During a meeting the other day, I got into a brief tiff with a newsroom staffer over funding of high-speed trains.

He basically said, “It would be cool.”

I said it would be inefficient, expensive and never pay for itself, leaving me and others who would never ride it to pay for it out of our taxes. That was fine by him.

It would also be cool to have a lot of solar- and wind-generated electricity, but someone has to pay for it and the means to get it to the customer from remote locales. Today an editorial in The Wall Street Journal explores that topic.

According to the editorial, the chairman of the Federal Energy Regulatory Commission, Jon Wellinghoff, a former member of the Nevada Public Utility Commission and a longtime backer of renewable power, is pressing to have everyone share the cost of new power transmission lines to reach renewable sources — such as the one dubbed One Nevada that will reach from Las Vegas to Ely. The U.S. Department of Energy has agreed to guarantee $350 million in loans for the project.

“By some estimates the cost of building out new transmission lines to accommodate renewable energy and other new electric power sources could exceed $160 billion,” the WSJ reports. “Wind and solar proponents insist that renewable energy standards can only be reached if transmission costs are shared by everybody. This sounds like an admission that these energy sources are inefficient sources of power that can't compete in the marketplace without subsidies.”

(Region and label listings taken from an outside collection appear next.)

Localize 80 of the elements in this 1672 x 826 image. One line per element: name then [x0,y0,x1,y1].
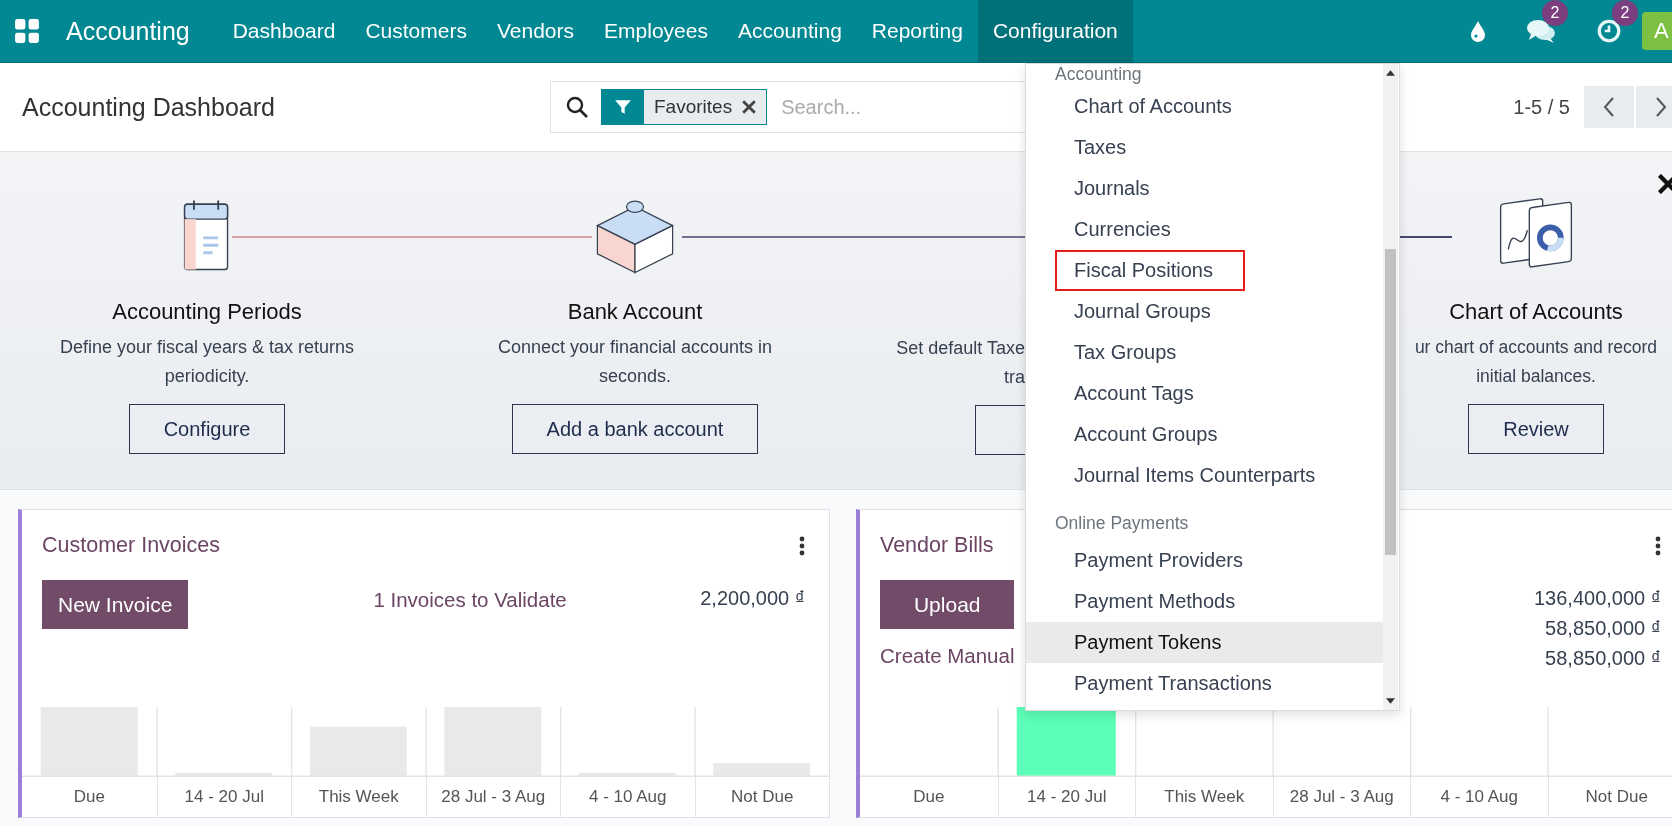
dropdown-item[interactable]: Payment Transactions [1026,663,1384,704]
scroll-up-icon[interactable] [1386,70,1395,76]
graph-label: Not Due [1585,787,1648,807]
step-button[interactable]: Configure [128,404,286,454]
step-description: Connect your financial accounts in seconds. [496,336,774,388]
menu-item[interactable]: Customers [350,0,482,62]
menu-item[interactable]: Configuration [977,0,1133,62]
page-title: Accounting Dashboard [21,92,276,122]
card-title[interactable]: Vendor Bills [880,533,994,559]
step-button[interactable]: Add a bank account [511,404,759,454]
primary-button[interactable]: Upload [880,580,1015,630]
graph-label: Not Due [731,787,794,807]
section-header: Online Payments [1055,513,1189,533]
dropdown-item[interactable]: Journals [1026,168,1384,209]
dropdown-item[interactable]: Journal Groups [1026,291,1384,332]
primary-button[interactable]: New Invoice [42,580,189,630]
dropdown-item[interactable]: Payment Tokens [1026,622,1384,663]
close-icon[interactable] [742,100,757,114]
graph-label: Due [913,787,945,807]
kebab-menu-icon[interactable] [799,535,805,556]
clock-icon[interactable] [1596,18,1622,44]
graph-label: 14 - 20 Jul [1027,787,1107,807]
kebab-menu-icon[interactable] [1655,535,1661,556]
facet-label: Favorites [653,96,734,118]
pager-value: 1-5 / 5 [1513,95,1570,119]
drop-icon[interactable] [1470,20,1486,42]
chat-icon[interactable] [1526,18,1556,44]
dropdown-item[interactable]: Payment Methods [1026,581,1384,622]
graph-label: 4 - 10 Aug [1440,787,1518,807]
scrollbar[interactable] [1383,64,1398,710]
scroll-down-icon[interactable] [1386,698,1395,704]
chevron-right-icon [1655,97,1667,117]
connector-line [1400,236,1452,238]
dropdown-item[interactable]: Payment Providers [1026,540,1384,581]
menu-item[interactable]: Reporting [856,0,978,62]
graph-label: 4 - 10 Aug [589,787,667,807]
step-description: ur chart of accounts and record initial balances. [1413,336,1659,388]
dropdown-item[interactable]: Account Groups [1026,414,1384,455]
step-title: Chart of Accounts [1449,299,1623,325]
chevron-left-icon [1603,97,1615,117]
menu-item[interactable]: Employees [589,0,723,62]
apps-menu-icon[interactable] [14,18,40,44]
step-title: Accounting Periods [112,299,302,325]
graph-label: This Week [318,787,399,807]
dropdown-item[interactable]: Fiscal Positions [1026,250,1384,291]
filter-icon [614,98,632,116]
section-header: Accounting [1055,64,1142,84]
step-title: Bank Account [567,299,703,325]
amount: 58,850,000 ₫ [1545,647,1661,671]
step-description: Set default Taxe tra [895,337,1025,389]
link[interactable]: 1 Invoices to Validate [373,588,567,613]
graph-label: 28 Jul - 3 Aug [441,787,546,807]
close-icon[interactable] [1658,174,1672,194]
dropdown-item[interactable]: Journal Items Counterparts [1026,455,1384,496]
dropdown-item[interactable]: Currencies [1026,209,1384,250]
amount: 2,200,000 ₫ [700,587,805,611]
dropdown-item[interactable]: Taxes [1026,127,1384,168]
menu-item[interactable]: Dashboard [217,0,351,62]
step-button[interactable]: Review [1468,404,1604,454]
menu-item[interactable]: Accounting [722,0,857,62]
notification-badge: 2 [1612,0,1638,26]
link[interactable]: Create Manual [880,644,1015,669]
dropdown-item[interactable]: Chart of Accounts [1026,86,1384,127]
step-description: Define your fiscal years & tax returns periodicity. [58,336,356,388]
previous-button[interactable] [1584,86,1634,128]
dropdown-item[interactable]: Account Tags [1026,373,1384,414]
menu-item[interactable]: Vendors [481,0,590,62]
graph-label: Due [73,787,105,807]
graph-label: 14 - 20 Jul [184,787,264,807]
dropdown-item[interactable]: Tax Groups [1026,332,1384,373]
scrollbar-thumb[interactable] [1385,249,1396,555]
next-button[interactable] [1636,86,1672,128]
app-name[interactable]: Accounting [56,16,200,46]
amount: 136,400,000 ₫ [1533,587,1661,611]
graph-label: 28 Jul - 3 Aug [1289,787,1394,807]
notification-badge: 2 [1542,0,1568,26]
graph-label: This Week [1164,787,1245,807]
amount: 58,850,000 ₫ [1545,617,1661,641]
card-title[interactable]: Customer Invoices [42,533,221,559]
search-icon [565,95,589,119]
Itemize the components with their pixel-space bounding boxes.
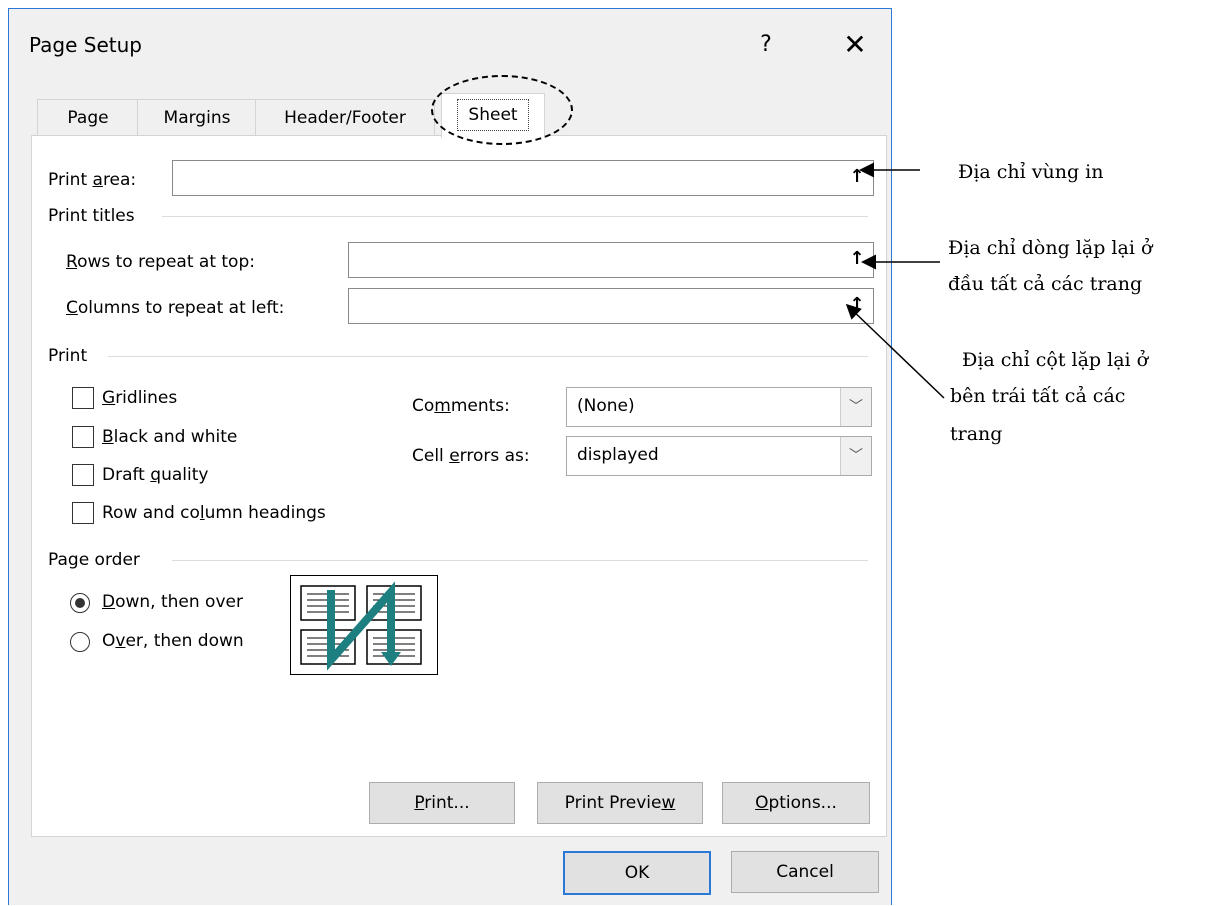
annotation-print-area: Địa chỉ vùng in [958,161,1104,183]
annotation-rows-line2: đầu tất cả các trang [948,273,1143,295]
annotation-arrow [845,303,945,399]
highlight-ellipse [431,75,573,145]
annotation-rows-line1: Địa chỉ dòng lặp lại ở [948,237,1153,259]
annotation-cols-line1: Địa chỉ cột lặp lại ở [962,349,1149,371]
annotation-cols-line3: trang [950,423,1003,445]
annotation-cols-line2: bên trái tất cả các [950,385,1126,407]
annotation-arrows [845,162,945,399]
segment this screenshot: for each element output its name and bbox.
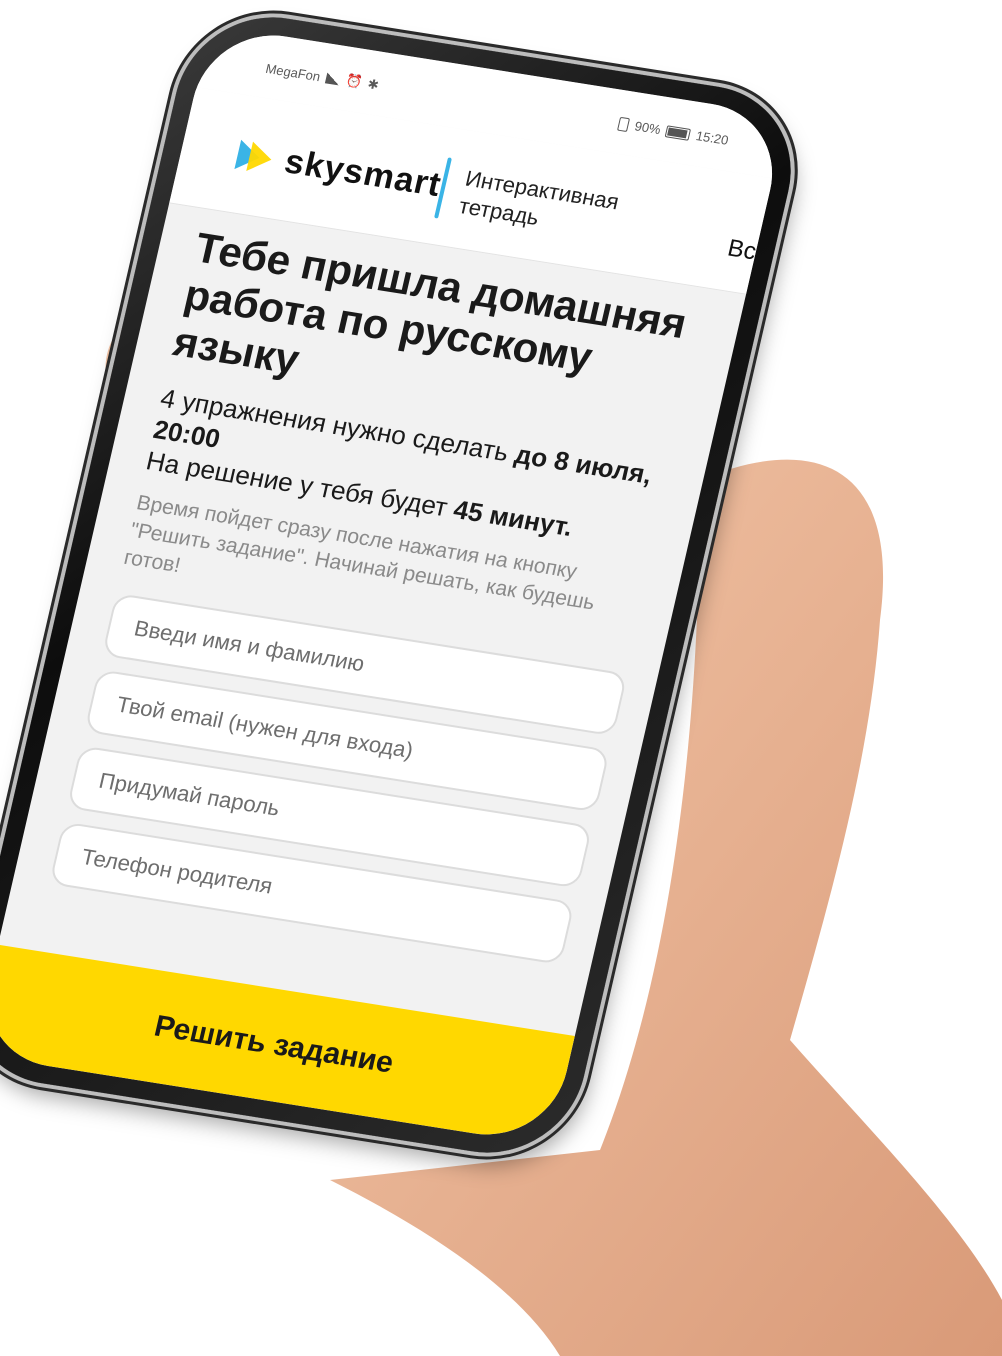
skysmart-logo-icon [234, 137, 277, 176]
status-bar-left: MegaFon ⏰ ✱ [264, 60, 380, 93]
clock: 15:20 [694, 128, 731, 148]
brand-logo[interactable]: skysmart [233, 135, 445, 205]
battery-icon [665, 124, 692, 141]
signal-icon [324, 71, 342, 85]
bluetooth-icon: ✱ [366, 76, 381, 93]
vibrate-icon [617, 116, 631, 132]
alarm-icon: ⏰ [344, 72, 364, 90]
header-subtitle: Интерактивная тетрадь [456, 165, 622, 231]
phone-screen: MegaFon ⏰ ✱ 90% 15:20 skysmart Интеракти… [0, 24, 788, 1146]
phone: MegaFon ⏰ ✱ 90% 15:20 skysmart Интеракти… [0, 4, 810, 1166]
deadline-prefix: до [512, 438, 551, 474]
status-bar-right: 90% 15:20 [617, 116, 730, 148]
battery-percent: 90% [633, 118, 663, 138]
main-content: Тебе пришла домашняя работа по русскому … [46, 224, 713, 979]
carrier-label: MegaFon [264, 60, 322, 84]
brand-name: skysmart [281, 142, 446, 205]
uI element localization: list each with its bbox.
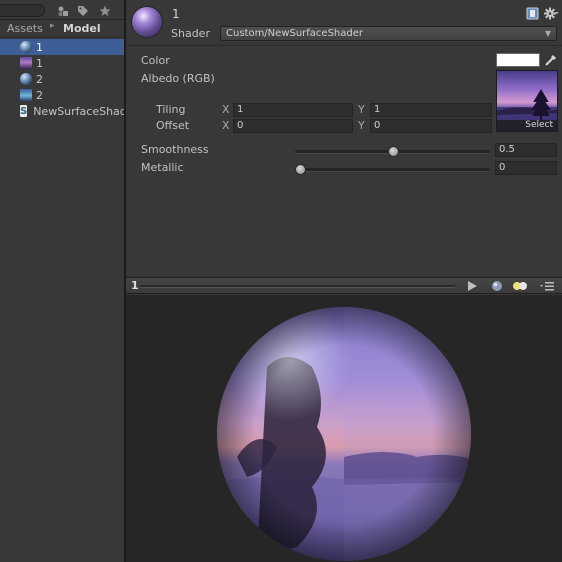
asset-item-material-1[interactable]: 1 bbox=[0, 39, 124, 55]
material-header: 1 Shader Custom/NewSurfaceShader ▼ bbox=[126, 0, 562, 46]
favorites-star-icon[interactable] bbox=[97, 3, 113, 18]
albedo-label: Albedo (RGB) bbox=[141, 72, 215, 85]
offset-x-field[interactable]: 0 bbox=[233, 119, 353, 133]
texture-thumbnail-icon bbox=[20, 89, 32, 101]
smoothness-label: Smoothness bbox=[141, 143, 209, 156]
asset-label: NewSurfaceShader bbox=[33, 104, 124, 118]
breadcrumb-model[interactable]: Model bbox=[63, 22, 101, 35]
smoothness-field[interactable]: 0.5 bbox=[495, 143, 557, 157]
project-panel: Assets ▸ Model 1 1 2 2 S NewSurfaceShade… bbox=[0, 0, 124, 562]
offset-x-label: X bbox=[222, 119, 230, 132]
breadcrumb: Assets ▸ Model bbox=[0, 20, 124, 38]
asset-label: 1 bbox=[36, 40, 43, 54]
texture-thumbnail-icon bbox=[20, 57, 32, 69]
albedo-texture-slot[interactable]: Select bbox=[496, 70, 558, 132]
help-book-icon[interactable] bbox=[526, 7, 539, 20]
gear-icon[interactable] bbox=[544, 6, 559, 21]
tiling-x-field[interactable]: 1 bbox=[233, 103, 353, 117]
preview-resize-handle[interactable] bbox=[140, 285, 455, 288]
asset-item-shader[interactable]: S NewSurfaceShader bbox=[0, 103, 124, 119]
color-label: Color bbox=[141, 54, 170, 67]
offset-y-label: Y bbox=[358, 119, 365, 132]
texture-select-button[interactable]: Select bbox=[497, 120, 557, 131]
preview-lights-icon[interactable] bbox=[512, 280, 528, 292]
project-toolbar-icons bbox=[55, 3, 120, 18]
material-sphere-icon bbox=[20, 73, 32, 85]
material-name: 1 bbox=[172, 7, 180, 21]
metallic-slider-thumb[interactable] bbox=[295, 164, 306, 175]
tiling-y-field[interactable]: 1 bbox=[370, 103, 492, 117]
color-swatch[interactable] bbox=[496, 53, 540, 67]
filter-by-type-icon[interactable] bbox=[55, 3, 71, 18]
preview-title: 1 bbox=[131, 279, 139, 292]
project-toolbar bbox=[0, 0, 124, 20]
tiling-x-label: X bbox=[222, 103, 230, 116]
asset-label: 2 bbox=[36, 72, 43, 86]
inspector-panel: 1 Shader Custom/NewSurfaceShader ▼ Color… bbox=[126, 0, 562, 278]
play-icon[interactable] bbox=[463, 279, 481, 293]
filter-by-label-icon[interactable] bbox=[75, 3, 91, 18]
tiling-label: Tiling bbox=[156, 103, 186, 116]
metallic-label: Metallic bbox=[141, 161, 184, 174]
offset-y-field[interactable]: 0 bbox=[370, 119, 492, 133]
material-sphere-icon bbox=[20, 41, 32, 53]
preview-settings-menu-icon[interactable] bbox=[538, 280, 556, 292]
breadcrumb-assets[interactable]: Assets bbox=[7, 22, 43, 35]
eyedropper-icon[interactable] bbox=[543, 52, 558, 67]
material-preview-viewport[interactable] bbox=[126, 295, 562, 562]
breadcrumb-separator-icon: ▸ bbox=[50, 21, 55, 31]
asset-item-texture-2[interactable]: 2 bbox=[0, 87, 124, 103]
shader-label: Shader bbox=[171, 27, 210, 40]
shader-dropdown[interactable]: Custom/NewSurfaceShader ▼ bbox=[220, 26, 557, 41]
metallic-field[interactable]: 0 bbox=[495, 161, 557, 175]
preview-toolbar: 1 bbox=[126, 277, 562, 294]
search-input[interactable] bbox=[0, 4, 45, 17]
chevron-down-icon: ▼ bbox=[544, 29, 551, 38]
material-preview-sphere bbox=[217, 307, 471, 561]
shader-file-icon: S bbox=[20, 105, 28, 117]
preview-shape-sphere-icon[interactable] bbox=[491, 280, 503, 292]
tiling-y-label: Y bbox=[358, 103, 365, 116]
metallic-slider-track[interactable] bbox=[295, 168, 490, 172]
smoothness-slider-thumb[interactable] bbox=[387, 146, 399, 157]
material-preview-icon bbox=[132, 7, 162, 37]
offset-label: Offset bbox=[156, 119, 190, 132]
asset-item-texture-1[interactable]: 1 bbox=[0, 55, 124, 71]
asset-item-material-2[interactable]: 2 bbox=[0, 71, 124, 87]
shader-dropdown-value: Custom/NewSurfaceShader bbox=[226, 28, 364, 39]
asset-label: 2 bbox=[36, 88, 43, 102]
asset-label: 1 bbox=[36, 56, 43, 70]
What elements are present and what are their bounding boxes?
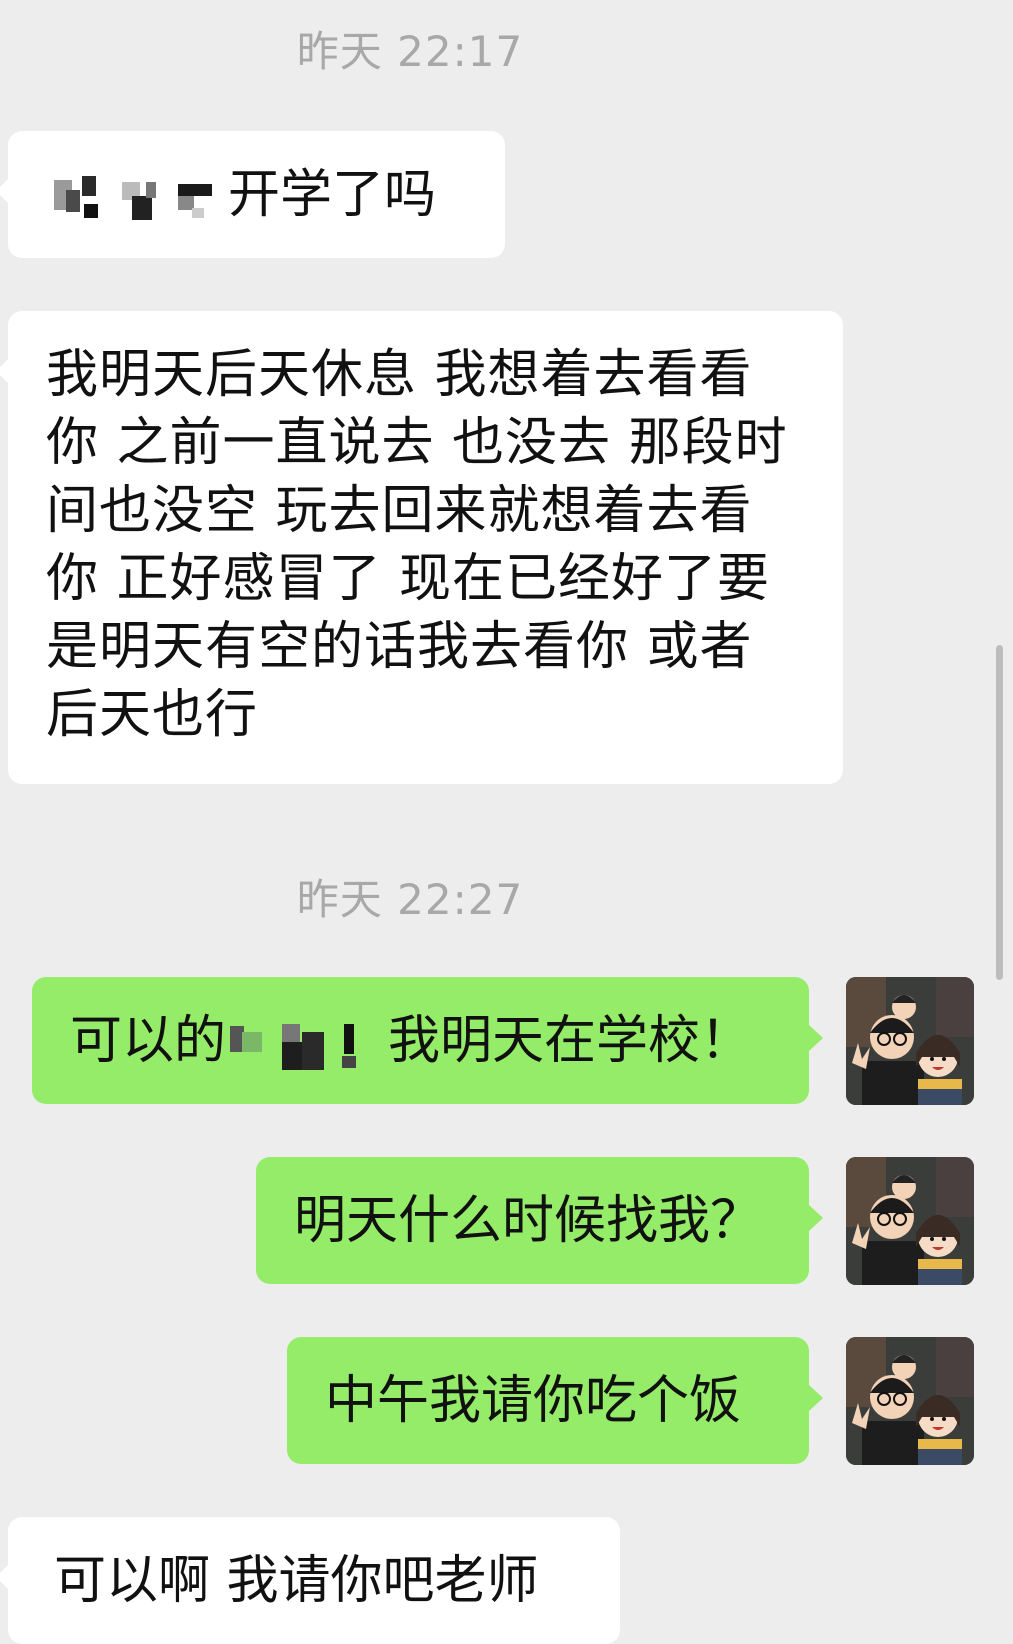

That is on top of current subsidies that are more than 20 times greater per kilowatt of electricity than conventional power sources.

Sen. Harry Reid is big proponent of renewables and spoke often about the potential for jobs while on the campaign trail. He was at the groundbreaking for the One Nevada transmission line.

But the editorial today notes Govs. Jan Brewer of Arizona, Jim Gibbons of Nevada, Christine Gregoire of Washington, Ted Kulongoski of Oregon and Arnold Schwarzenegger of California oppose the plan to socialize the cost, writing a year ago that it is "inappropriate to assess the cost of transmission build-out to customers that cannot make use of the facilities, or who elect not to because they can access more cost effective options that do not rely on large, new transmission investments to meet environmental goals."

Normally the utilities would foot the bill and recoup the cost from the ratepayers. The socializing of transmission line costs, according to the WSJ editorial, is analogous to “taxpayers underwriting the cost of tankers and truckers that transport oil to service stations.”

Sounds like Wellinghoff is ready to light the fuse on the skyrocket.